TEMPO.CO, Jakarta - Menteri Sekretaris Negara Pratikno menegaskan, Presiden Joko Widodo meminta penegak hukum tak mudah mempidanakan diskresi atau kebijakan keuangan para kepala daerah.
Dia menganggap instruksi itu sebagai bagian dari pencegahan korupsi. “Yang terpenting, mengembangkan sistem yang baik, mencegah terjadinya kesalahan,” kata dia, Selasa 25 Agustus 2015. “Sistem yang baik untuk meningkatkan akuntabilitas.”
Menurut Pratikno, rekomendasi Badan Pemeriksa Keuangan serta Badan Pengawasan Keuangan dan Pembangunan tak serta-merta dilanjutkan secara perdata atau pidana. Kesalahan administrasi itu cukup diselesaikan melalui lembaga pengawasan internal. Penegak hukum harus punya bukti kuat sebelum mengusut pidana berdasarkan persoalan administrasi.
“Sifat dari lembaga penegak hukum kan menegakkan hukum, bukan menghukum,” kata dia. “Intinya preventif, bukan represif atau kuratif. Preventifnya yang diutamakan.”
Presiden Joko Widodo, dua hari yang lalu, mengatakan kebijakan keuangan atau diskresi kepala daerah tak bisa dipidanakan. Sikap pemerintah ini merupakan satu dari lima instruksi yang dikeluarkan setelah pertemuan Presiden dengan kepala daerah dan lembaga penegak hukum di Istana Bogor, Jawa Barat.
Empat instruksi lainnya adalah tindak administrasi pemerintahan terbuka cukup dengan perdata, tak harus pidana; aparat harus konkret melihat kerugian negara; harus atas niat mencuri; serta aparat hukum tak boleh mengekspos tersangka sebelum masuk pengadilan. Presiden juga meminta penegak hukum tak mengintervensi saat BPK dan BPKP menyelidiki temuannya selama 60 hari ke depan.
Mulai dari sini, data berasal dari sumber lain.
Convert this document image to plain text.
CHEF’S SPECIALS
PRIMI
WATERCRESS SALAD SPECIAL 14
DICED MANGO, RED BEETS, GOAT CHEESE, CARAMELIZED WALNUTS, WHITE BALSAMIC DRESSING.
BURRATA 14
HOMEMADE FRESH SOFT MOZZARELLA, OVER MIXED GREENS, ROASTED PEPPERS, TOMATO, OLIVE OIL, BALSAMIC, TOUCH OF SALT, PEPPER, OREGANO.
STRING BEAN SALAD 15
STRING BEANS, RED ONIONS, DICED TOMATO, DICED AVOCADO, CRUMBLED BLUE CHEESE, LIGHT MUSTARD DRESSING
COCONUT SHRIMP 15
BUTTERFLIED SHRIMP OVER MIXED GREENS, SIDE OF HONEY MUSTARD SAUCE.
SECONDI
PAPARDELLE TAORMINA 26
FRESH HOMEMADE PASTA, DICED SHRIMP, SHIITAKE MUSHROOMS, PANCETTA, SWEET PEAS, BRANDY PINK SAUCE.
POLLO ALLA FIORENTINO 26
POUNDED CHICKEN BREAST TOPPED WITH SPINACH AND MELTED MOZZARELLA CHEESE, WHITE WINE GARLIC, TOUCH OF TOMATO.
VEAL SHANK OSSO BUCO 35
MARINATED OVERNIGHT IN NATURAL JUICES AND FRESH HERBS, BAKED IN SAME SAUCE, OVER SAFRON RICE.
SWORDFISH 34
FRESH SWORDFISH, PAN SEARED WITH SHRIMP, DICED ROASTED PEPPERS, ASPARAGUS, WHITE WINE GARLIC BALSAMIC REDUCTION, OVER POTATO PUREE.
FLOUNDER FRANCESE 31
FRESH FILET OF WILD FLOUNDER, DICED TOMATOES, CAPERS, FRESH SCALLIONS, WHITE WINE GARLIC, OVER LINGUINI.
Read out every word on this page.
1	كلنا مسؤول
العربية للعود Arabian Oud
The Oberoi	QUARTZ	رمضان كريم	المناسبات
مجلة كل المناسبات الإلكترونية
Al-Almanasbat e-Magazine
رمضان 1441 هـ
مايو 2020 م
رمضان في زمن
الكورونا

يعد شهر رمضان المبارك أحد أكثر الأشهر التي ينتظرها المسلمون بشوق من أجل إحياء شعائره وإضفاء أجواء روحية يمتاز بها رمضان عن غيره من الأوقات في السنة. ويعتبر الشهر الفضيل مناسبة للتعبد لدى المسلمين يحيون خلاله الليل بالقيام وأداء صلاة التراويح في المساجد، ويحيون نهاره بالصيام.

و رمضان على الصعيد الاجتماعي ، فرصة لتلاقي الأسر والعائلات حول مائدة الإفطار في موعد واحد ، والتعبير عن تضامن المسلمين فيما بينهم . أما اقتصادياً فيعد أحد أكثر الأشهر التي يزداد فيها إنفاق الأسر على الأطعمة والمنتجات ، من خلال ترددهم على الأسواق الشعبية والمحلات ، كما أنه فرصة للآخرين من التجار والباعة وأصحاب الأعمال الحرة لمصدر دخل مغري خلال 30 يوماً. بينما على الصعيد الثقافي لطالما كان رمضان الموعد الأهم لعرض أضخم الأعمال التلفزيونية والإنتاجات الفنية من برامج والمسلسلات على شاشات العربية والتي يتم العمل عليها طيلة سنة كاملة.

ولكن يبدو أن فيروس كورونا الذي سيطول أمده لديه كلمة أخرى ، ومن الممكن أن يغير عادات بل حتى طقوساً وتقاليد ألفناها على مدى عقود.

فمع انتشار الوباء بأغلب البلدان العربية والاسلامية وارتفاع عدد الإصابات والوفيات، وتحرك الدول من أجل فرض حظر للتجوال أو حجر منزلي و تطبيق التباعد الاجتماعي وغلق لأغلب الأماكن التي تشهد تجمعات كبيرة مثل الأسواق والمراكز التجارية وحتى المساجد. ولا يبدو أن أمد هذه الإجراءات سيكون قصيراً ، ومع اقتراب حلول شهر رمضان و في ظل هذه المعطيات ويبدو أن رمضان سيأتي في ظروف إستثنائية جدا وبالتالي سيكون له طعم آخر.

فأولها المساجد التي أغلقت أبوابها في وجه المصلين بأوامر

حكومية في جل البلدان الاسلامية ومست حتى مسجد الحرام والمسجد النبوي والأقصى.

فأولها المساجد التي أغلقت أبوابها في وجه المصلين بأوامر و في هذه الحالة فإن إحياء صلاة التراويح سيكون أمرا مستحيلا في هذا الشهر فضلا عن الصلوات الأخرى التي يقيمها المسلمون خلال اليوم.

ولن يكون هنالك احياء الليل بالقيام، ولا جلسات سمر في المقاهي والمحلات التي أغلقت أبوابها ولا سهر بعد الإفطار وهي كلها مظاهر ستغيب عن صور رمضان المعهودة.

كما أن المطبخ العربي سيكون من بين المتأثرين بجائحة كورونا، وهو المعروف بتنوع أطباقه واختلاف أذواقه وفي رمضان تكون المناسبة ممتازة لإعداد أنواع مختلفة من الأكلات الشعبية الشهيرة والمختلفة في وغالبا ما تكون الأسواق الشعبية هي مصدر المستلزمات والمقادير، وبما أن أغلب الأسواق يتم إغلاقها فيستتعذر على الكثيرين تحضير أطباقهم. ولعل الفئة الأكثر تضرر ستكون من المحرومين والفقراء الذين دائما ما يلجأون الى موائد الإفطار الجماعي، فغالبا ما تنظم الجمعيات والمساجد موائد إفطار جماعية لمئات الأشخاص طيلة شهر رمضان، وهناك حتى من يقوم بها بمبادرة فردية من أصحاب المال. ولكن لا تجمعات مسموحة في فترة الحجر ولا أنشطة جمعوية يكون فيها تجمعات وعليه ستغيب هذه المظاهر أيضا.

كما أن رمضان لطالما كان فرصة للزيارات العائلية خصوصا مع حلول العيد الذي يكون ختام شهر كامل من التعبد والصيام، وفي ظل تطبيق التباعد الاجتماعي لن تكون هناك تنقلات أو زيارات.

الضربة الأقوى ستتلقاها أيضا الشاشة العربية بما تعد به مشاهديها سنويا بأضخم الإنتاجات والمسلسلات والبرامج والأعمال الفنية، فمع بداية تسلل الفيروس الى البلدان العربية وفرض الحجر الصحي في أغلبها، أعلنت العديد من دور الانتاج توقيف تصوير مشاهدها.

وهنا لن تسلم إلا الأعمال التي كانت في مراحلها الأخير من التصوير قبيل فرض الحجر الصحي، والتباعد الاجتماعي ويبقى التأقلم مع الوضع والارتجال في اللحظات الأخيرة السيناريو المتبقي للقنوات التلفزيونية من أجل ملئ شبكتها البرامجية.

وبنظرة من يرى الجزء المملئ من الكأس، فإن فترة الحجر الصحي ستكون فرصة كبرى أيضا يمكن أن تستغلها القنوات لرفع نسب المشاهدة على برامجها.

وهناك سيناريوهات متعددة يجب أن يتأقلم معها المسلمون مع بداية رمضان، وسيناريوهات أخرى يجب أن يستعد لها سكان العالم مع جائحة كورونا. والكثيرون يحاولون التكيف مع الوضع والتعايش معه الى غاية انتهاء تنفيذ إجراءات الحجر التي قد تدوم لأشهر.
Instruksi ini merupakan reaksi atas kekhawatiran bahwa kepala daerah dianggap melakukan korupsi dalam melaksanakan program pembangunan. Para kepala daerah tak bisa merealisasi anggaran, sehingga sampai kini anggaran baru bisa terserap 20 persen saja.
Menteri Koordinator Politik, Hukum, dan Keamanan Luhut Panjaitan sebelumnya mengatakan persoalan hukum sebagai penyebabnya. “Ada ketakutan terkait kriminalisasi,” kata dia, Selasa pekan lalu. “Selama ini kan mereka takut mengeksekusi dana di daerah. Takut kena KPK lah, segala macam.”
Untuk mengantisipasi, pemerintah akan membentuk tim terpadu pencegahan korupsi. Kejaksaan Agung, yang termasuk tim, akan mendampingi aparat daerah yang hendak mengeksekusi programnya. Tujuannya, supaya proses di lapangan bisa dilihat secara langsung dan berjalan sesuai dengan prosedur sehingga tak ada lagi penyimpangan alokasi anggaran di daerah.
Mantan Ketua Mahkamah Konstitusi, Jimly Asshidiqie, menganggap arahan Presiden bahwa diskresi keuangan kepala daerah tak bisa dipidana perlu dicermati. Alasannya, motif kejahatan bisa terjadi direncanakan. "Kita tidak mengadili kebijakannya, tapi motif jahatnya," kata Jimly, yang ikut seleksi anggota pimpinan KPK, di Gedung Sekretariat Negara, kemarin.
Jimly mengatakan, kejahatan selama ini lebih sering dikaitkan dengan the quality of spending, bukan the quality of planning. "Jangan-jangan kejahatan lebih banyak terjadi saat planning, bukan saat spending," kata pakar hukum tata negara Universitas Indonesia ini.